Suppose for a moment that there can be multiple distinct solutions in positive integers for $x^2 + 2y^2 = p$. The complete set of such solutions is still finite, for in fact $1 \leq x < \sqrt{p}$ and $1 \leq y < \sqrt{\frac{p}{2}}$. For example, for $p = 19$, $x$ can be at most 4 and $y$ at most 3, and in fact the only solution is $x = 1$, $y = 3$.

Now let us turn our attention to numbers of the form $a + b \sqrt{-2}$, with $a \in \mathbb{Z}$ and likewise $b$. We're getting here into the realm of complex numbers, which sound complicated but it turns out they often simplify things. For our purposes here, it is enough to accept that $(\sqrt{-2})^2 = -2$. These numbers form a domain usually notated $\mathbb{Z}[\sqrt{-2}]$ (though you may encounter different notations in older textbooks).

Applying a little basic algebra, verify that $(x - y \sqrt{-2})(x + y \sqrt{-2}) = x^2 + 2y^2$. For example, $(1 - 3 \sqrt{-2})(1 + 3 \sqrt{-2}) = 1^2 + 2 \times 3^2 = 19$. This concept, called the "norm," is what makes $\mathbb{Z}[\sqrt{-2}]$ relevant to your $x^2 + 2y^2 = p$ question.

One should not automatically assume that $\mathbb{Z}[\sqrt{-2}]$ is a unique factorization domain like $\mathbb{Z}$, but I don't want to make this excessively long. For now suffice it to say that the proof that $\mathbb{Z}[\sqrt{-2}]$ is in fact a unique factorization domain is very similar to the proof of the fundamental theorem of arithmetic with a few small but important adjustments. In $\mathbb{Z}$ we don't consider $(-1)^2 \times 19$ to be a distinct factorization of 19, because $-1$ is a unit. Likewise we don't consider $(-1 - 3 \sqrt{-2})(-1 + 3 \sqrt{-2})$ a distinct factorization of 19 in $\mathbb{Z}[\sqrt{-2}]$.

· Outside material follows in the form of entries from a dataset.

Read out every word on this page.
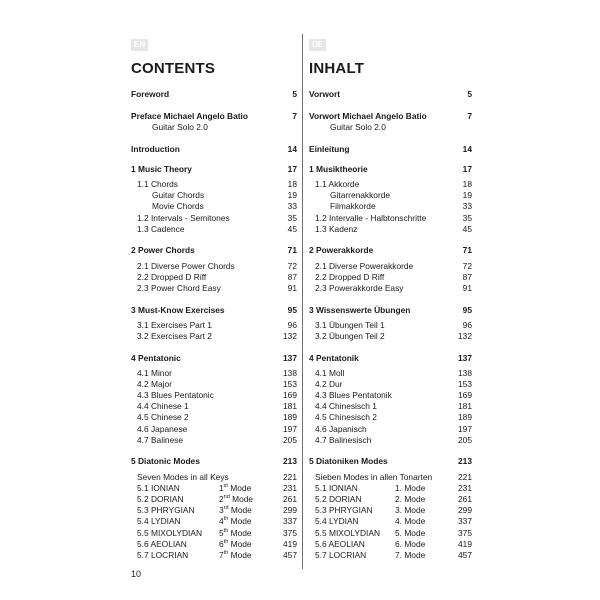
EN
CONTENTS
Foreword	5
Preface Michael Angelo Batio	7
Guitar Solo 2.0
Introduction	14
1 Music Theory	17
1.1 Chords	18
Guitar Chords	19
Movie Chords	33
1.2 Intervals - Semitones	35
1.3 Cadence	45
2 Power Chords	71
2.1 Diverse Power Chords	72
2.2 Dropped D Riff	87
2.3 Power Chord Easy	91
3 Must-Know Exercises	95
3.1 Exercises Part 1	96
3.2 Exercises Part 2	132
4 Pentatonic	137
4.1 Minor	138
4.2 Major	153
4.3 Blues Pentatonic	169
4.4 Chinese 1	181
4.5 Chinese 2	189
4.6 Japanese	197
4.7 Balinese	205
5 Diatonic Modes	213
Seven Modes in all Keys	221
5.1 IONIAN	1st Mode	231
5.2 DORIAN	2nd Mode	261
5.3 PHRYGIAN	3rd Mode	299
5.4 LYDIAN	4th Mode	337
5.5 MIXOLYDIAN 5th Mode	375
5.6 AEOLIAN	6th Mode	419
5.7 LOCRIAN	7th Mode	457
DE
INHALT
Vorwort	5
Vorwort Michael Angelo Batio	7
Guitar Solo 2.0
Einleitung	14
1 Musiktheorie	17
1.1 Akkorde	18
Gitarrenakkorde	19
Filmakkorde	33
1.2 Intervalle - Halbtonschritte	35
1.3 Kadenz	45
2 Powerakkorde	71
2.1 Diverse Powerakkorde	72
2.2 Dropped D Riff	87
2.3 Powerakkorde Easy	91
3 Wissenswerte Übungen	95
3.1 Übungen Teil 1	96
3.2 Übungen Teil 2	132
4 Pentatonik	137
4.1 Moll	138
4.2 Dur	153
4.3 Blues Pentatonik	169
4.4 Chinesisch 1	181
4.5 Chinesisch 2	189
4.6 Japanisch	197
4.7 Balinesisch	205
5 Diatoniken Modes	213
Sieben Modes in allen Tonarten	221
5.1 IONIAN	1. Mode	231
5.2 DORIAN	2. Mode	261
5.3 PHRYGIAN	3. Mode	299
5.4 LYDIAN	4. Mode	337
5.5 MIXOLYDIAN 5. Mode	375
5.6 AEOLIAN	6. Mode	419
5.7 LOCRIAN	7. Mode	457
10
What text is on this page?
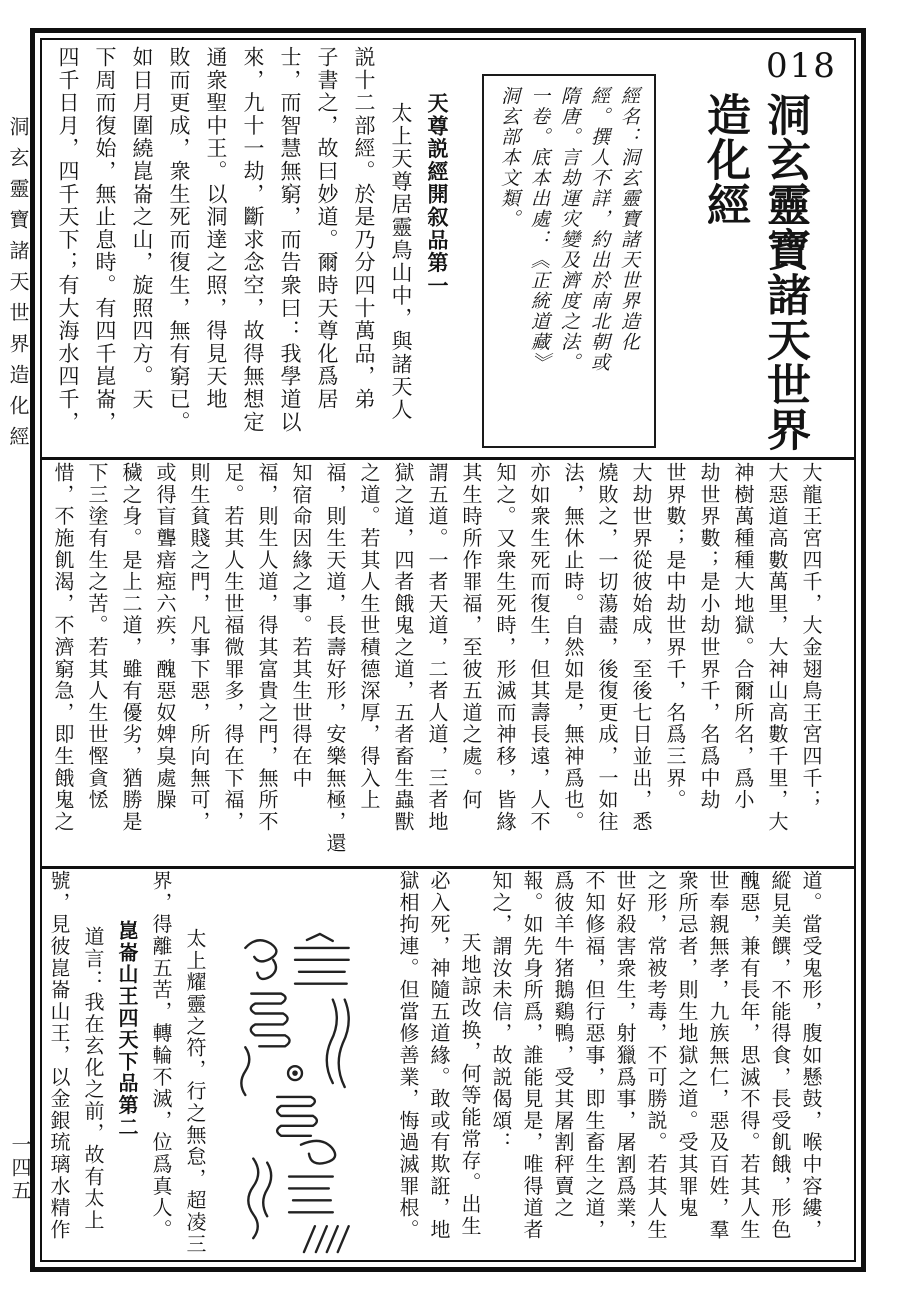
洞玄靈寶諸天世界造化經
一四五
018
洞玄靈寶諸天世界
造化經
經名：洞玄靈寶諸天世界造化
經。撰人不詳，約出於南北朝或
隋唐。言劫運灾變及濟度之法。
一卷。底本出處：《正統道藏》
洞玄部本文類。
天尊説經開叙品第一
太上天尊居靈鳥山中，與諸天人
説十二部經。於是乃分四十萬品，弟
子書之，故曰妙道。爾時天尊化爲居
士，而智慧無窮，而告衆曰：我學道以
來，九十一劫，斷求念空，故得無想定
通衆聖中王。以洞達之照，得見天地
敗而更成，衆生死而復生，無有窮已。
如日月圍繞崑崙之山，旋照四方。天
下周而復始，無止息時。有四千崑崙，
四千日月，四千天下；有大海水四千，
大龍王宮四千，大金翅鳥王宮四千；
大惡道高數萬里，大神山高數千里，大
神樹萬種種大地獄。合爾所名，爲小
劫世界數；是小劫世界千，名爲中劫
世界數；是中劫世界千，名爲三界。
大劫世界從彼始成，至後七日並出，悉
燒敗之，一切蕩盡，後復更成，一如往
法，無休止時。自然如是，無神爲也。
亦如衆生死而復生，但其壽長遠，人不
知之。又衆生死時，形滅而神移，皆緣
其生時所作罪福，至彼五道之處。何
謂五道。一者天道，二者人道，三者地
獄之道，四者餓鬼之道，五者畜生蟲獸
之道。若其人生世積德深厚，得入上
福，則生天道，長壽好形，安樂無極，還
知宿命因緣之事。若其生世得在中
福，則生人道，得其富貴之門，無所不
足。若其人生世福微罪多，得在下福，
則生貧賤之門，凡事下惡，所向無可，
或得盲聾瘖瘂六疾，醜惡奴婢臭處臊
穢之身。是上二道，雖有優劣，猶勝是
下三塗有生之苦。若其人生世慳貪恡
惜，不施飢渴，不濟窮急，即生餓鬼之
道。當受鬼形，腹如懸鼓，喉中容縷，
縱見美饌，不能得食，長受飢餓，形色
醜惡，兼有長年，思滅不得。若其人生
世奉親無孝，九族無仁，惡及百姓，羣
衆所忌者，則生地獄之道。受其罪鬼
之形，常被考毒，不可勝説。若其人生
世好殺害衆生，射獵爲事，屠割爲業，
不知修福，但行惡事，即生畜生之道，
爲彼羊牛猪鵝鷄鴨，受其屠割秤賣之
報。如先身所爲，誰能見是，唯得道者
知之，謂汝未信，故説偈頌：
天地諒改换，何等能常存。出生
必入死，神隨五道緣。敢或有欺誑，地
獄相拘連。但當修善業，悔過滅罪根。
太上耀靈之符，行之無怠，超凌三
界，得離五苦，轉輪不滅，位爲真人。
崑崙山王四天下品第二
道言：我在玄化之前，故有太上
號，見彼崑崙山王，以金銀琉璃水精作
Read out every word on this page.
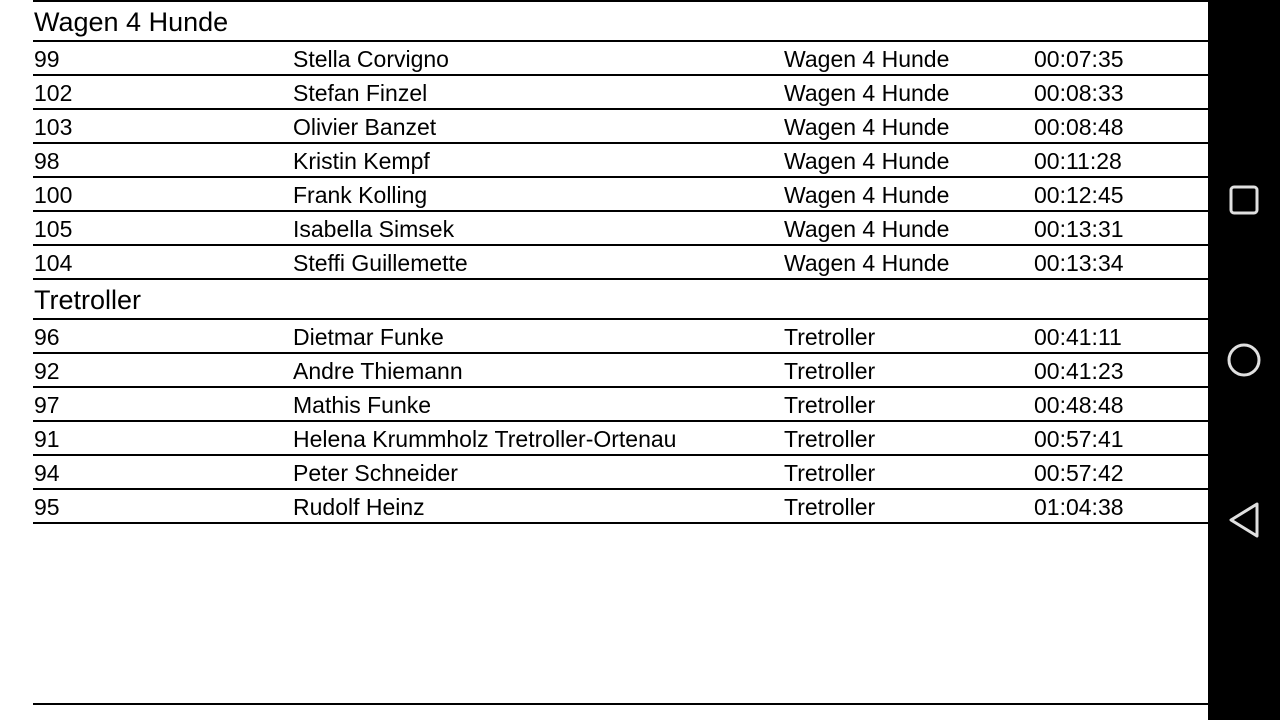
Wagen 4 Hunde
99	Stella Corvigno	Wagen 4 Hunde	00:07:35
102	Stefan Finzel	Wagen 4 Hunde	00:08:33
103	Olivier Banzet	Wagen 4 Hunde	00:08:48
98	Kristin Kempf	Wagen 4 Hunde	00:11:28
100	Frank Kolling	Wagen 4 Hunde	00:12:45
105	Isabella Simsek	Wagen 4 Hunde	00:13:31
104	Steffi Guillemette	Wagen 4 Hunde	00:13:34
Tretroller
96	Dietmar Funke	Tretroller	00:41:11
92	Andre Thiemann	Tretroller	00:41:23
97	Mathis Funke	Tretroller	00:48:48
91	Helena Krummholz Tretroller-Ortenau	Tretroller	00:57:41
94	Peter Schneider	Tretroller	00:57:42
95	Rudolf Heinz	Tretroller	01:04:38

Another key fact is that there are only two units in $\mathbb{Z}[\sqrt{-2}]$. To prove this you only need to show that the equation $x^2 + 2y^2 = 1$ has only two solutions in integers (0 and negative integers allowed). Those solutions are 1 and $-1$ (this is true of almost all $\mathbb{Z}[\sqrt{d}]$ or $\mathcal{O}_{\mathbb{Q}[\sqrt{d}]}$ for which squarefree $d < 0$).

And now, to generalize. If $d = 1$, 2, 3, 7, 11, 19, 43, 67 or 163, then $\mathbb{Z}[\sqrt{-d}]$ or $\mathcal{O}_{\mathbb{Q}[\sqrt{-d}]}$ is a unique factorization domain and the equation $x^2 + dy^2 = p$ has only one solution in positive integers.

Maybe there are infinitely many positive $d$ which correspond to $\mathbb{Z}[\sqrt{d}]$ or $\mathcal{O}_{\mathbb{Q}[\sqrt{d}]}$ which are unique factorization domains. But that doesn't matter, because the equation $x^2 - dy^2 = p$ has either infinitely many solutions or no solutions at all, and that's because the equation $x^2 - dy^2 = \pm1$ has infinitely many solutions, meaning that there are infinitely many units which are powers of each other.

From a single solution we can obtain as many other solutions as we want by multiplying it by units. For example, solve $x^2 - 2y^2 = 7$. Working in $\mathbb{Z}[\sqrt{2}]$, we have $(3 - \sqrt{2})(3 + \sqrt{2}) = 3^2 - 2 \times 1^2 = 7$. The units in $\mathbb{Z}[\sqrt{2}]$ are of the form $(1 + \sqrt{2})^n$ with $n \in \mathbb{Z}$. Thus from $(3 - \sqrt{2})(1 - \sqrt{2})^n$ we can derive infinitely many other solutions, like $x = 13$, $y = 9$; $x = 75$, $y = 53$; etc. (I'm deliberately skipping over solutions to $x^2 - 2y^2 = -7$).